The findings of this discovery were published in 2017 in Nature, a world-renowned scientific journal featuring peer-reviewed research in science, technology and the natural sciences. He is also the recipient of a National Cancer Center Postdoctoral Fellowship Award and an American Cancer Society Postdoctoral Fellowship Award.
“I’m very grateful to the 20 students who have been part of our research group over these last three years,” Lombardi added. “In August 2017, our laboratory, COAD 123, was an empty room with a wooden crate of unboxed research equipment. Through their hard work and determination, the students transformed that empty space into a functioning biochemistry laboratory. Eleven of the 20 students are graduating seniors this year, and it’s hard for me to imagine the Mount without them. While it will be difficult to see these lab members leave the group, I’m very excited for all the wonderful accomplishments that lie ahead in their futures.”

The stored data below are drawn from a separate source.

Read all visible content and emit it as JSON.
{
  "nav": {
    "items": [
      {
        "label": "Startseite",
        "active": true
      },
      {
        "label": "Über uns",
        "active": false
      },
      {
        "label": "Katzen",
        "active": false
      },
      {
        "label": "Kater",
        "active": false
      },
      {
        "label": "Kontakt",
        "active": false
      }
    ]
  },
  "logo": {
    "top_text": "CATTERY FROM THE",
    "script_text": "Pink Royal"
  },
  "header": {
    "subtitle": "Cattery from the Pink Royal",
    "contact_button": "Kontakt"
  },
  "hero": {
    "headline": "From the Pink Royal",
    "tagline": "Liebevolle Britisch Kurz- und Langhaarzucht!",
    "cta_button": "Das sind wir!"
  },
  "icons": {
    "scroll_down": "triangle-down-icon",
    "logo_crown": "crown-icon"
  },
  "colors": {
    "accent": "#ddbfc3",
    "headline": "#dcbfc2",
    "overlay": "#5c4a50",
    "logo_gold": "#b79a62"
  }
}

Additional data has been collected since the grant application submission in February; Lombardi is working with collaborators to prepare a manuscript for publication that will include several Mount undergraduates as coauthors.
About Mount St. Mary’s University
Mount St. Mary’s University is a private, liberal arts, Catholic university in the Catoctin Mountains near historic Emmitsburg, Maryland, with a satellite campus in Frederick, Maryland’s second largest city. The university offers more than 80 majors, minors, concentrations and special programs for traditional undergraduate students, and more than 20 adult undergraduate and graduate level programs as well as 24 NCAA Division I athletic programs. The Mount includes Mount St. Mary’s Seminary, the second oldest in the United States, and the National Shrine Grotto of Our Lady of Lourdes, an idyllic shrine for spiritual reflection located on the hill above the university.